De la bioélectronique “à côté” à la bioélectronique “dedans”
Le changement le plus important est peut-être conceptuel. L’objectif de cette recherche n’est pas de rendre l’électronique plus performante au sens classique — plus rapide, plus dense, plus compacte — mais de la rendre plus compatible avec la biologie. Les auteurs parlent d’un pas vers des systèmes bioélectroniques hybrides capables de mieux interfacer les signaux ioniques du vivant avec les signaux électroniques.
Dans l’article de perspective publié dans Nature Reviews Electrical Engineering, les hydrogel transistors sont présentés comme une évolution des transistors organiques électrochimiques, avec une trajectoire allant vers des dispositifs hydratés, extensibles, auto-cicatrisants et potentiellement capables de soutenir des cellules. Le texte évoque aussi leurs perspectives pour des interfaces biohybrides, des systèmes de détection avancés et même des formes de calcul neuromorphique.
À quoi cela pourrait servir
Les usages évoqués par les chercheurs restent encore largement prospectifs, mais ils sont concrets. L’Université de Hong Kong mentionne des applications potentielles dans la bioélectronique hybride, les neurosciences, les technologies de santé et la recherche médicale. Le professeur Zhang évoque même, avec prudence, la possibilité future de “biochips 3D gélatineux” capables de transformer les interfaces médicales et certains usages du quotidien, à condition que ces technologies soient optimisées et encadrées.
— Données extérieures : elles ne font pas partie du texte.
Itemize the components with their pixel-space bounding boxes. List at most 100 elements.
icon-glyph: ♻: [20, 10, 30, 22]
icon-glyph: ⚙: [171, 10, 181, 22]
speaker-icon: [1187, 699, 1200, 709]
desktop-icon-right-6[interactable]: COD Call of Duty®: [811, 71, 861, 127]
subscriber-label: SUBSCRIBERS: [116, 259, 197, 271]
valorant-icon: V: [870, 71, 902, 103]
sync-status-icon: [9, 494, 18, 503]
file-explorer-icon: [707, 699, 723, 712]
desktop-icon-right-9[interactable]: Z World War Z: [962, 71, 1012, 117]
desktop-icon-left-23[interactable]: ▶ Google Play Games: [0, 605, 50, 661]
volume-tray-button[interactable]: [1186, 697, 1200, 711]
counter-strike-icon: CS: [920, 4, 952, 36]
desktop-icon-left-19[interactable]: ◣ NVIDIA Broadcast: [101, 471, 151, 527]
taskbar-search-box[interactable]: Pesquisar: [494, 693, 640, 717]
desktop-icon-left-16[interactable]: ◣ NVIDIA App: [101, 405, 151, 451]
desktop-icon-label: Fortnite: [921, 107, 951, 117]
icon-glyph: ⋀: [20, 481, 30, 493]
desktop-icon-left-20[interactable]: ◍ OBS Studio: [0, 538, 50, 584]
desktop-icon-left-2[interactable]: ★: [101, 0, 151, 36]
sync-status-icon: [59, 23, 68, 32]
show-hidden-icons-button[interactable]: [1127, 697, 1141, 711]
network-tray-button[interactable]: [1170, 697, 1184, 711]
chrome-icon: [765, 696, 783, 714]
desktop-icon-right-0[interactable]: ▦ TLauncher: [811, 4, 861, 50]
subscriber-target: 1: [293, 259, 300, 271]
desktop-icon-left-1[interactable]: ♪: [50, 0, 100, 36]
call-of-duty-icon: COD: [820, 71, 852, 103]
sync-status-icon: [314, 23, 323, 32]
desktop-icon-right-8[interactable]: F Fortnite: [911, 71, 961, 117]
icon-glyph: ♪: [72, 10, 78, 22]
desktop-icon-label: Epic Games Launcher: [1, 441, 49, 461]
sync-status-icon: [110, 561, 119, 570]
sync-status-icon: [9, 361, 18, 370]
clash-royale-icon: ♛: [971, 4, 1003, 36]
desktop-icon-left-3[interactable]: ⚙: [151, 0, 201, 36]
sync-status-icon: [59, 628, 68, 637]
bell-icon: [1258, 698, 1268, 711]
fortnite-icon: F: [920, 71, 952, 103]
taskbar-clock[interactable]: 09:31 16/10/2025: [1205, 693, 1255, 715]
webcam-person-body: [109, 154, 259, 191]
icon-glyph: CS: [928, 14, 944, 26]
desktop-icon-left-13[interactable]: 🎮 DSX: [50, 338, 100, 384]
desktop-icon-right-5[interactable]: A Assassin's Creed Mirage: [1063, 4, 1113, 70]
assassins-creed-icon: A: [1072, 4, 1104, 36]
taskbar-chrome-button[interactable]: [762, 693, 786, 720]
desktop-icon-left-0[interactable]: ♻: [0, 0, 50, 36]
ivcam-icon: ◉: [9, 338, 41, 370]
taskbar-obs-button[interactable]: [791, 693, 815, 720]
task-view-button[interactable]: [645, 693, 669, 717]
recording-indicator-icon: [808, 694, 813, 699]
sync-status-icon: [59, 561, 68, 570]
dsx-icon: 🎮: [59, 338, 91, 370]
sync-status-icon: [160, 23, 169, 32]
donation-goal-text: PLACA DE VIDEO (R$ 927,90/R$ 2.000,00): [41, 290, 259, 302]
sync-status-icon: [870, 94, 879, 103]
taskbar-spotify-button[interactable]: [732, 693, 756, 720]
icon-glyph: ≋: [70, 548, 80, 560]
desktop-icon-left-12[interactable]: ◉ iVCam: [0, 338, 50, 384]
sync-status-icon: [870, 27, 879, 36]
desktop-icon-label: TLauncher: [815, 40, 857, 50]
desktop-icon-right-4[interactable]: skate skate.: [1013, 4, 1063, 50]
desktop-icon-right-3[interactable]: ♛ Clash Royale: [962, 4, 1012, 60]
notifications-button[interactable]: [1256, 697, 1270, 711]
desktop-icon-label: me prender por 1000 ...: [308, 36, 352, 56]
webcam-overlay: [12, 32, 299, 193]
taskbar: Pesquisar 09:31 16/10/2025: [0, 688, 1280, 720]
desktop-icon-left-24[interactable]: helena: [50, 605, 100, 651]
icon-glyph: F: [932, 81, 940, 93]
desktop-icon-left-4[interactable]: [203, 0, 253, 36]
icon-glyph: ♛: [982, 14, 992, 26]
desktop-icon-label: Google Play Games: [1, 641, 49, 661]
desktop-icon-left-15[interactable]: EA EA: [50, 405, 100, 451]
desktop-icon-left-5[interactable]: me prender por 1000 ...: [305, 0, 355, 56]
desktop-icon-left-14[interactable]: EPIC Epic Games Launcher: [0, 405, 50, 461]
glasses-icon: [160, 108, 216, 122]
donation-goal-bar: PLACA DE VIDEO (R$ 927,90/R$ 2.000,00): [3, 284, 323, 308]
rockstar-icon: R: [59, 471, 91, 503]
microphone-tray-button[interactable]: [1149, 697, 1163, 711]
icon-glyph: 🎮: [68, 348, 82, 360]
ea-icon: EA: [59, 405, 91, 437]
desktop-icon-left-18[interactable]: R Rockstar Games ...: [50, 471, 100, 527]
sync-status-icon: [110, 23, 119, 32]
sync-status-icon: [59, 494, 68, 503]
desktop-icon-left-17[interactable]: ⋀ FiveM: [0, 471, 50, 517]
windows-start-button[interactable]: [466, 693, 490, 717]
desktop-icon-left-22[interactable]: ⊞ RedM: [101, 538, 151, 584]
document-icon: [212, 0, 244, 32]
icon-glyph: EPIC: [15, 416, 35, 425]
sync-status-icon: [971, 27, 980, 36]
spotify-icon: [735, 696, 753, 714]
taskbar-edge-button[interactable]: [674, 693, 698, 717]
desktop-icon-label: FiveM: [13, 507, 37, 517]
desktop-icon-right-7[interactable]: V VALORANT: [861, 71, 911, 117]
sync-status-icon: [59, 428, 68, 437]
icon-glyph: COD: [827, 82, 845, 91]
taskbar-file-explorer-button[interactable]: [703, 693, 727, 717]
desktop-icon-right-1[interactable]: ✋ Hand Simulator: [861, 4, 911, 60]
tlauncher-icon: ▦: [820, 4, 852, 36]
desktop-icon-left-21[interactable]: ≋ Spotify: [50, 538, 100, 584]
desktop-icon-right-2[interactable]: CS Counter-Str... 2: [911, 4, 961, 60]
Dans les faits, ce type de dispositif pourrait être particulièrement pertinent pour les implants, les interfaces neuronales et les capteurs biologiques, précisément parce qu’il réduit le décalage mécanique entre le composant et le tissu vivant. C’est l’un des verrous historiques de la bioélectronique implantable.
Ce que cette avancée ne veut pas dire
Il faut toutefois éviter de surinterpréter cette annonce. Cette recherche ne signifie pas que l’on sait déjà fabriquer des circuits “vivants” au sens fort, ni que des implants de nouvelle génération sont prêts à être déployés à grande échelle. Il s’agit d’une avancée de science des matériaux et de conception de dispositifs, très prometteuse, mais encore en amont de nombreuses validations technologiques, industrielles et réglementaires. L’équipe elle-même parle d’un début et souligne la nécessité de futurs cadres réglementaires pour des usages médicaux.
Autrement dit, on n’assiste pas encore à la fusion complète de la biologie et de l’électronique. En revanche, on voit apparaître un changement de direction clair : au lieu d’imposer au vivant les contraintes de l’électronique classique, une partie de la recherche cherche désormais à concevoir des composants qui ressemblent davantage au vivant lui-même.
Une frontière technologique en train de bouger
Pendant des décennies, le progrès électronique a consisté à miniaturiser, rigidifier et optimiser. Avec ce type de travaux, une autre trajectoire se dessine : celle d’une électronique molle, hydratée, tridimensionnelle et biologiquement compatible. Ce déplacement est important, car il change la question posée à la technologie. Il ne s’agit plus seulement de faire calculer les machines plus vite, mais de les faire cohabiter plus intimement avec les systèmes vivants.
C’est ce qui rend cette recherche si marquante. Elle ne propose pas seulement un nouveau transistor. Elle suggère une autre manière de penser l’électronique : non plus comme une structure étrangère accolée au corps, mais comme un matériau capable de partager certains de ses codes physiques.